@Solea
I've gifted copies of Finnegans Wake... as a joke. I still keep a copy on my desk at work, so that, when unwary passersby ask me what it's about, I can tell them: "Just read a paragraph... any page," and then watch their increasingly puzzled faces with an adolescent prankster's sense of self-amusement.
Any Henry Miller fans on here? I've read most of Tropic of Capricorn and I've read Nexus, Plexus etc. and I think he was a very talented writer, his attitude towards women aside, I think he was very interested in creativity and art. Two things I am very interested in, as well.
"Man is the pie that bakes and eats himself, and the recipe is separation." - Alasdair Gray
@Draco_V_Ecliptic Sorry. I didn't get a notification about your post, for whatever reason. I wasn't just ignoring you.
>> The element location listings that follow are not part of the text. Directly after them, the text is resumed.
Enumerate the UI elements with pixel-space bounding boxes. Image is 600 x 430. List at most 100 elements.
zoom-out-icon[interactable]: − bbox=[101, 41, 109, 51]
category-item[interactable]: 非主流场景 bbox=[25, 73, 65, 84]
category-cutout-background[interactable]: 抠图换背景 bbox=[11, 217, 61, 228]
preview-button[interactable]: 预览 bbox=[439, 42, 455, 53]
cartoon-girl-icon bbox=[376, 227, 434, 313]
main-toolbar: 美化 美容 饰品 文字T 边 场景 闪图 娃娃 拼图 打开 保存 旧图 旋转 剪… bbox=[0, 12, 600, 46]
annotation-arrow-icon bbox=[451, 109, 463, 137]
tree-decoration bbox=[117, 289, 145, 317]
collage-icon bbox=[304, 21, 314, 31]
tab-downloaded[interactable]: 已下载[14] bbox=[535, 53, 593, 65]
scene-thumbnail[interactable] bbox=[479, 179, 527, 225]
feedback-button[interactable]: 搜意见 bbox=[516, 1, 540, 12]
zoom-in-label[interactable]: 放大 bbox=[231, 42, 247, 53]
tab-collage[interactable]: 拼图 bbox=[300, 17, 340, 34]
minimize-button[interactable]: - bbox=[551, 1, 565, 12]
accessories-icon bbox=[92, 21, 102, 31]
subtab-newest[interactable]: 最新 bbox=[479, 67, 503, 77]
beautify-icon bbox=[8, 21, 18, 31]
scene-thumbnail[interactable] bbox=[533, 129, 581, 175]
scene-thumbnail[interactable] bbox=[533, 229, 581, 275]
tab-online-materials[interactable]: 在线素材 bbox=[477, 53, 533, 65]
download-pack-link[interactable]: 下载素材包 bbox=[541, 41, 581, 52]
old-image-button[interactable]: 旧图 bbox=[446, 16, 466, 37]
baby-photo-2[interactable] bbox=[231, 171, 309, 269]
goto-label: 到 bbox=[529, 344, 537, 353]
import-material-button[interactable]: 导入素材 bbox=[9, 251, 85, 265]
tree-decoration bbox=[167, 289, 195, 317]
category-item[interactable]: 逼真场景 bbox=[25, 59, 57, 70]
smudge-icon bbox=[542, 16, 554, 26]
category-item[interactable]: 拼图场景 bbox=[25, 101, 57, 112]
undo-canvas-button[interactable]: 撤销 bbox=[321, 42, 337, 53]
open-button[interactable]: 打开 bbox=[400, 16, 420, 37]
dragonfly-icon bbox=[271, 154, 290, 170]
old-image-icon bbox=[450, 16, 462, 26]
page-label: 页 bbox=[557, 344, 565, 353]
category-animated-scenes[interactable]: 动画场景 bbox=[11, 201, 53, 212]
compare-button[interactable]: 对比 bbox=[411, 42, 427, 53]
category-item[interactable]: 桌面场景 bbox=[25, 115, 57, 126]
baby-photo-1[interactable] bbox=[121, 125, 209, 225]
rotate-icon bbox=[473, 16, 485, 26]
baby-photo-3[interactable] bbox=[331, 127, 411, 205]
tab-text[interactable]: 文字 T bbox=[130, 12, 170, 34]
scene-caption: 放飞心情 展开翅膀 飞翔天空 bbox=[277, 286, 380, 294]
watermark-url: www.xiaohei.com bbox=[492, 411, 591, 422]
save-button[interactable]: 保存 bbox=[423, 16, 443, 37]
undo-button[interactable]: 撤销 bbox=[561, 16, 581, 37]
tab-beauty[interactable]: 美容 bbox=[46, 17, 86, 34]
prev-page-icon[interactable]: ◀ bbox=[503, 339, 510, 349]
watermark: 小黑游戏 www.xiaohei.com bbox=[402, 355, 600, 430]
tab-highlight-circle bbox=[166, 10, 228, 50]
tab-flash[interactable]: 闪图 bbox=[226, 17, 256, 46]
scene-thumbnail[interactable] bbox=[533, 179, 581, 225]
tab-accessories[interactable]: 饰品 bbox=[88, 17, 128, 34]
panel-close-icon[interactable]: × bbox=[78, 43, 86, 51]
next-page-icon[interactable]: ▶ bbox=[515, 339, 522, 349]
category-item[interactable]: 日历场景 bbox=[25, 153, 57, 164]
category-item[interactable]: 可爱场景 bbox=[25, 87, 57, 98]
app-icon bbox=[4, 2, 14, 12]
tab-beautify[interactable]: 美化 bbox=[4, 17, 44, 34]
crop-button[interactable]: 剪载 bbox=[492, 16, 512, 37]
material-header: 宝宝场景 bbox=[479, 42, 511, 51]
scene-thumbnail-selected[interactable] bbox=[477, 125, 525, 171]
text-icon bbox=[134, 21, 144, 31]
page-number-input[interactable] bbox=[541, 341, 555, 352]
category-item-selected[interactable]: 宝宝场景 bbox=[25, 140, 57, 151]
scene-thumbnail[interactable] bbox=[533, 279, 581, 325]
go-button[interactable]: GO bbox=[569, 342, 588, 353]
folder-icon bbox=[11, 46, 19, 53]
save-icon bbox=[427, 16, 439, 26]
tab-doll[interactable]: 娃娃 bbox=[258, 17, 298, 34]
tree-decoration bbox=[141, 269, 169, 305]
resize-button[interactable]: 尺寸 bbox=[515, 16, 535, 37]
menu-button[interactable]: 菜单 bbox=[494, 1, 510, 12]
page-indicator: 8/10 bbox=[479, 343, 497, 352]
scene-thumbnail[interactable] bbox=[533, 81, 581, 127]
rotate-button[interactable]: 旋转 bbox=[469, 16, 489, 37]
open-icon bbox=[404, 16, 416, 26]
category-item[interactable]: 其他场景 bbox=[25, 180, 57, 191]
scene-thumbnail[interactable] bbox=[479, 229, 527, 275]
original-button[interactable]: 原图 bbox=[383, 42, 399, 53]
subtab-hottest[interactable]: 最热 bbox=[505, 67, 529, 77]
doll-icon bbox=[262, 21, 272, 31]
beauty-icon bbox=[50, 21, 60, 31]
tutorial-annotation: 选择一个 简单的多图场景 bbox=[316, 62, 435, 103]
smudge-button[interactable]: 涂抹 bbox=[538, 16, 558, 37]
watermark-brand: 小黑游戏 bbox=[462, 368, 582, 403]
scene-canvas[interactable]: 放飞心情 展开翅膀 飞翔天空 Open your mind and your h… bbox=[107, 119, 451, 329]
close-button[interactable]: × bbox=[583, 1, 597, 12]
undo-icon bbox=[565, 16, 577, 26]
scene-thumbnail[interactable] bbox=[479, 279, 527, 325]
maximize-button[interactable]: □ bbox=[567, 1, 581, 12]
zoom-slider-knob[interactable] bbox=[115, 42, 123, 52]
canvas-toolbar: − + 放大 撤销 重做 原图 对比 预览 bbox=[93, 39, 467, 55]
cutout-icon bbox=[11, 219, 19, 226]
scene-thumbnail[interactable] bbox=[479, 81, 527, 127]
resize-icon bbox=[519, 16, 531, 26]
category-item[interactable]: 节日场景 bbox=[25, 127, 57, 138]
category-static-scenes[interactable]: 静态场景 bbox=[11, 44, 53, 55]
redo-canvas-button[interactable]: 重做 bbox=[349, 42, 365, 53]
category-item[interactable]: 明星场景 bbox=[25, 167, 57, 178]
When it comes to Ulysses... it's another book you don't really 'read.' Not in the conventional way. While it's actually comprehensible (for the most part; that chapter that's pages and pages of two or three giant, run-on sentences without spacing or punctuation can go burn in a fire), it's so overwritten that it can't really be enjoyed in any conventional sense. Literature nerds often love it, of course, because it gives them the opportunity to show off their range of knowledge about the various allusions to mythology and modernist motifs that permeate the work, but I think it's an aggressively pretentious work of fiction that is basically only remarkable because of the obscenity trial that popped up around it.
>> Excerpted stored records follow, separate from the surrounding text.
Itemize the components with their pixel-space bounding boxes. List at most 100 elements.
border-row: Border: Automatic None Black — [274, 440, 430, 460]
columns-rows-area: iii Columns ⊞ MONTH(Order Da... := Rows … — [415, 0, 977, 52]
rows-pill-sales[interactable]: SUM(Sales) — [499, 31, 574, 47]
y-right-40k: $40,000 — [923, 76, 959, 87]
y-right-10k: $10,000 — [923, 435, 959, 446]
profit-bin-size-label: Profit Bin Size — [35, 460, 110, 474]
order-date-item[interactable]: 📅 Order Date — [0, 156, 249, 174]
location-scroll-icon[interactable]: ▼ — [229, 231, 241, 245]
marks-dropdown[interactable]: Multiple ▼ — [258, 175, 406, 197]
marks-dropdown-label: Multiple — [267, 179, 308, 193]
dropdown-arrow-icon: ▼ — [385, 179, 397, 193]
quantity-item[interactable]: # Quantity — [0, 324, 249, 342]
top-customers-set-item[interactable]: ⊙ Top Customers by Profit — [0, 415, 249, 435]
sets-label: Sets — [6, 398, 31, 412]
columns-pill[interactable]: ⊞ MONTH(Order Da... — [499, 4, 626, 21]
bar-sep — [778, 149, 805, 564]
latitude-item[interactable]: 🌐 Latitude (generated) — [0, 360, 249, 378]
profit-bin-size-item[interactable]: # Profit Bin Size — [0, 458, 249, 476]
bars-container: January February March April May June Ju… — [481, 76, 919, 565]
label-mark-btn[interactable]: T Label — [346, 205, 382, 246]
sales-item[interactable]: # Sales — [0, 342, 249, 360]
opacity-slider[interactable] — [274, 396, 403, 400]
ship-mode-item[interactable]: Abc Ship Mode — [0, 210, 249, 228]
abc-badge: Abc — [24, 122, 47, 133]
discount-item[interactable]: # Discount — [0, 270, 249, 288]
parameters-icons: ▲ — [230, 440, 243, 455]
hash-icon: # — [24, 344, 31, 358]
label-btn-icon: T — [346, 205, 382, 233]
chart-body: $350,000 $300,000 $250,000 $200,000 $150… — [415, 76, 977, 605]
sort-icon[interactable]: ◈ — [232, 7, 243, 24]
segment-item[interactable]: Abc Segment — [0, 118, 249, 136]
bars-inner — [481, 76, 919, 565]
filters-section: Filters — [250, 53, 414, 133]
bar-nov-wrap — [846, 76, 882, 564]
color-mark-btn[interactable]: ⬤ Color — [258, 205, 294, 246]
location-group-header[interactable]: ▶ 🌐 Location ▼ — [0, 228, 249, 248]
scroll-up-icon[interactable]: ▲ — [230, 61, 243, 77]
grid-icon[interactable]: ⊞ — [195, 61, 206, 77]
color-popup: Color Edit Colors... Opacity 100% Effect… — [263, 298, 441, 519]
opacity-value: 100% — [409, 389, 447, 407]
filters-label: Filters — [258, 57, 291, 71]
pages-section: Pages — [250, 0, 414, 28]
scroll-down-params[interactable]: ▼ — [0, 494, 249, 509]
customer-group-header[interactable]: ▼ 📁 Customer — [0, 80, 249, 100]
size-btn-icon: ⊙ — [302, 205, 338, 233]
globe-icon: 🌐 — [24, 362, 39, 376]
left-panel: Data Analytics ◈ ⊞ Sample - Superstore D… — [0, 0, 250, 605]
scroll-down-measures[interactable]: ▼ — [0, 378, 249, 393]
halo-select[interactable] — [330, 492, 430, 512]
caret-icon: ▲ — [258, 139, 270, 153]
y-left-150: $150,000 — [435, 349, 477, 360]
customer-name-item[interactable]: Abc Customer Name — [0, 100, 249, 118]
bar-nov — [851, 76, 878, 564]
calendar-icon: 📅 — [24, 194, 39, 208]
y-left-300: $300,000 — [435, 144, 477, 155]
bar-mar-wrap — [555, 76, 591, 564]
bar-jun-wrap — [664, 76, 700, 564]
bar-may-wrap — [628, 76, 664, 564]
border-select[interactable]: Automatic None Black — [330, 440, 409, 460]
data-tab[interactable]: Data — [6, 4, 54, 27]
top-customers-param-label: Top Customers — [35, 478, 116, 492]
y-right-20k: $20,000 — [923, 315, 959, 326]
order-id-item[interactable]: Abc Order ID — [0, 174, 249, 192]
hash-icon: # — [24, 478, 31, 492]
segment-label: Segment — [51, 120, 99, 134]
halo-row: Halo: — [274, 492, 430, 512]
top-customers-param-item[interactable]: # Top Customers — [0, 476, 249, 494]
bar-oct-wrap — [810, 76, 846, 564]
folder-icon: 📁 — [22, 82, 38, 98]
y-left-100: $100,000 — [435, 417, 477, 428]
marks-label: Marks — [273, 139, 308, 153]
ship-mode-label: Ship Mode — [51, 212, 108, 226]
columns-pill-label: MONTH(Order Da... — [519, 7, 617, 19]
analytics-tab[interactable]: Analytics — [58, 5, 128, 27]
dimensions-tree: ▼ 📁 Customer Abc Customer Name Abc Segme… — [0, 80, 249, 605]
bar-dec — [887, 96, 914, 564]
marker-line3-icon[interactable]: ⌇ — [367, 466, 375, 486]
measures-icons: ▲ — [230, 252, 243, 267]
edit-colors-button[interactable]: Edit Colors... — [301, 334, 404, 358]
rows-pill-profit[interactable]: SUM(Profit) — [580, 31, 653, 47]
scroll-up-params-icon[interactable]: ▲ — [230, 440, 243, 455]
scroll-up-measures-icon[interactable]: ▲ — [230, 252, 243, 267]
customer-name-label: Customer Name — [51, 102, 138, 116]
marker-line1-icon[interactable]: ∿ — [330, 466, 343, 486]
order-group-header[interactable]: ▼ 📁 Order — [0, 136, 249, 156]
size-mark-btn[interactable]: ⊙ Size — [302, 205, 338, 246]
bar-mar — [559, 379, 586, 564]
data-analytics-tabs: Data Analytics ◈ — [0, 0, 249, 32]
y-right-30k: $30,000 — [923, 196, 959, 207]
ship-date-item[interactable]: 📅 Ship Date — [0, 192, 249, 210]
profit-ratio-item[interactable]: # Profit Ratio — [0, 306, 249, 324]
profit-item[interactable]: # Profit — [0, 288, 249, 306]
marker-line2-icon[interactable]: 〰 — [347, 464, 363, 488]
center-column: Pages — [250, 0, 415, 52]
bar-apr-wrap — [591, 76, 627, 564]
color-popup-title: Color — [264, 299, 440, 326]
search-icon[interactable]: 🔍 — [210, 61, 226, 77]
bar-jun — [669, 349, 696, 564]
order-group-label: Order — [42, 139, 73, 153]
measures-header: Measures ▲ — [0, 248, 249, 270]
IMO, the best work of fiction Joyce ever turned out was his short fiction collection Dubliners, which avoids pretentious literary experimentation in favor of clever writing that alludes to inner realizations and transformations that we never really see.
I don't know if this is the right forum to post this in, but I just thought it would be nice to announce that I am currently working on the first rough draft of my first screenplay called Family Ties!
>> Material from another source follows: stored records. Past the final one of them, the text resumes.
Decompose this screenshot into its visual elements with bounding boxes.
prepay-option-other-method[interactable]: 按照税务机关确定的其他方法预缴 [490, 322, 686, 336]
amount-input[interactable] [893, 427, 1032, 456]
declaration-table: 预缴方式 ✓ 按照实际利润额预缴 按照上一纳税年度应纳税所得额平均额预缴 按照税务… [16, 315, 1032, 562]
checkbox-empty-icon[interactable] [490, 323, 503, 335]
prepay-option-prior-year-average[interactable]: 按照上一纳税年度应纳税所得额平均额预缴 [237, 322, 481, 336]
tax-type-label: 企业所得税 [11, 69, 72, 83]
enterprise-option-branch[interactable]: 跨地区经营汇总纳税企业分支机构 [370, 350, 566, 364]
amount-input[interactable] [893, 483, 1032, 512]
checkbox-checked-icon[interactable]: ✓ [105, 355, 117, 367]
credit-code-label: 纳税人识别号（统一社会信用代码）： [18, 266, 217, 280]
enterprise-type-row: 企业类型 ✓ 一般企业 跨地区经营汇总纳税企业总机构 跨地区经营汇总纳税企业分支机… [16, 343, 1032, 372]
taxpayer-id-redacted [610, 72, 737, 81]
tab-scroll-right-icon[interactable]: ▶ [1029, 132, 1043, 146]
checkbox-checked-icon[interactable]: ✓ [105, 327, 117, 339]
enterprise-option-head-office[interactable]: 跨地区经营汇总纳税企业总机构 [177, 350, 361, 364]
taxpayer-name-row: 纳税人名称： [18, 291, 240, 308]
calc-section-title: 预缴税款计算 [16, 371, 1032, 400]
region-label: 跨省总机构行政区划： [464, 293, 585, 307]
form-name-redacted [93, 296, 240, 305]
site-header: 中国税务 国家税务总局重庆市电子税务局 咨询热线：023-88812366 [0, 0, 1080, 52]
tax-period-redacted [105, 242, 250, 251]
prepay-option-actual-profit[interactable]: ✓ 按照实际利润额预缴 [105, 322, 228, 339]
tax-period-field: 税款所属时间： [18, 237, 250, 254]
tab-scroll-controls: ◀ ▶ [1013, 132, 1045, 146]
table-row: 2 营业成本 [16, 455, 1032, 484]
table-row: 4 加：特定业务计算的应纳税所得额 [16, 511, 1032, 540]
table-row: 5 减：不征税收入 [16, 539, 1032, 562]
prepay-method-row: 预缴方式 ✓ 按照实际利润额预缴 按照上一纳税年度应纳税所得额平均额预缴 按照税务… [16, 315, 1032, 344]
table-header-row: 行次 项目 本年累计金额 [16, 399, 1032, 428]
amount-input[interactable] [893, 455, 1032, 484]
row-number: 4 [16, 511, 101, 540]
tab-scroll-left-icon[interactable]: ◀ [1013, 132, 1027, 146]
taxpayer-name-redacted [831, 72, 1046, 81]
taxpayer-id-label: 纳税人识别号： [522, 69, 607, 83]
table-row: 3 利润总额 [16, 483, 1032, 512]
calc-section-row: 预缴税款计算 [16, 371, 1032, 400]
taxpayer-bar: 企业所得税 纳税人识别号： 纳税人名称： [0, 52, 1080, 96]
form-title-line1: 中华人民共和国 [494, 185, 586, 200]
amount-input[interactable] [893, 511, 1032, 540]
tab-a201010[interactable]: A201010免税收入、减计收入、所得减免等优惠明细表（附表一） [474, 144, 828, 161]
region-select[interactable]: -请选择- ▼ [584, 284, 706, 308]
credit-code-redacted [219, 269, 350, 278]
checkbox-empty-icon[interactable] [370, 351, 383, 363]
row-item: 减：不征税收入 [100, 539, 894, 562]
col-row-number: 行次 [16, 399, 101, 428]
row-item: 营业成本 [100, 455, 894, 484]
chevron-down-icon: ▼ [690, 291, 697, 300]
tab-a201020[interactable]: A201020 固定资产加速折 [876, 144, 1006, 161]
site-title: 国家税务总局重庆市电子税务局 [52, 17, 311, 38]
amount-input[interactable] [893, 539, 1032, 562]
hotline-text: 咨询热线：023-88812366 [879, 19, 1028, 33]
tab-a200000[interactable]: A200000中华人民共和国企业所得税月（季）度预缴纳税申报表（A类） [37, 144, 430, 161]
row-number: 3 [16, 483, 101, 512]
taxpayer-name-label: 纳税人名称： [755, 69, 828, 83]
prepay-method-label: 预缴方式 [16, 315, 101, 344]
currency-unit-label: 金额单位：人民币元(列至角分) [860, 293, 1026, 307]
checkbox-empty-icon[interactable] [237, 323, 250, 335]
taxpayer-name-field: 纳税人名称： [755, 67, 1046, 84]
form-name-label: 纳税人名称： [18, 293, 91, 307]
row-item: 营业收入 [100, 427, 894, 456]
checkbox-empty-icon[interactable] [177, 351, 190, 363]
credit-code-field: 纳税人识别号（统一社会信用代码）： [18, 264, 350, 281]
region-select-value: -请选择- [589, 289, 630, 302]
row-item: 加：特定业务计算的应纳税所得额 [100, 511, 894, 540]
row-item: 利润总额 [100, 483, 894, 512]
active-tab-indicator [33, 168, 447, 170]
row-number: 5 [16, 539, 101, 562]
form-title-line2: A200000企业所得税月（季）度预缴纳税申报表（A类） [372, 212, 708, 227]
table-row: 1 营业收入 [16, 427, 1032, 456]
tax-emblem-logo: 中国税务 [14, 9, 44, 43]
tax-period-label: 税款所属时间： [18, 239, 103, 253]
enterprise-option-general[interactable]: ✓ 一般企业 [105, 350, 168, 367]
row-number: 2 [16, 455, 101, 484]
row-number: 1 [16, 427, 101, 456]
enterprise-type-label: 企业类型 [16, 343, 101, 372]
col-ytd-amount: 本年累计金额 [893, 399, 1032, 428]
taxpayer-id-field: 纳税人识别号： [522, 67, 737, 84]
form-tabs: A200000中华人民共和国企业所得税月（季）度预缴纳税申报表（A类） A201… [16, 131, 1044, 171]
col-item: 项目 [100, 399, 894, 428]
Films are my biggest passion alongside writing my own stories, so have decided to put two and two together and am currently writing a deep drama/thriller which I am taking heavy inspiration off the vibes of films such as Good Time, The Departed and Blue Story.
I will post updates when available on this thread and will post up short sections of scenes.
@DonJorginho Sounds great! Best of luck with it, and would love to see some as / when you're prepared to post it (although remember that this is a public forum and so, if you're hoping to sell an original screenplay for production someday, be careful about how much you freely share).
"We want different things, Crosshair. That doesn't mean that we have to be enemies."
@Ralizah Yeah, I am a bit of a literature nerd I must confess so the deft craftsmanship of Ulysses impresses me. However, you say Dubliners is better, so, I'll give it a go.
I'm currently reading Hidden Faces by Dali, a literature nerd's best novel of the year (Literature nerd on Youtube). It's the only novel he wrote, based on what I've read, it's really good, artistic, just as much as you'd expect.
"Man is the pie that bakes and eats himself, and the recipe is separation." - Alasdair Gray
@Draco_V_Ecliptic If you haven't already, I'd recommend looking into Joseph Campbell and Henry Morton Robinson's interesting analysis of Finnegans Wake. It doesn't improve the novel as a piece of entertainment, but it does provide valuable insight into the mythic themes and symbolism employed throughout it.
I actually had no idea that Salvador Dali every wrote a novel! Thanks for the heads up. Probably haven't thought about the man since a low-res rip of Un Chien Andalou that I downloaded from Napster as a teenager introduced me to the world of surrealist cinema.
@Ralizah I just finished Hidden Faces (Dali's novel). Hope you enjoy it if you do pick it up. I especially liked the character of the Count de Grandsailles, detestable though he proved himself to be. Is Un Chien Andalou any good? I might watch it. I am just starting The Hobbit and Lord of the Rings series of books as I've never read them, and The Hero with a Thousand Faces by Campbell is also on my to-read list. Thanks for the Finnegans Wake recommendation.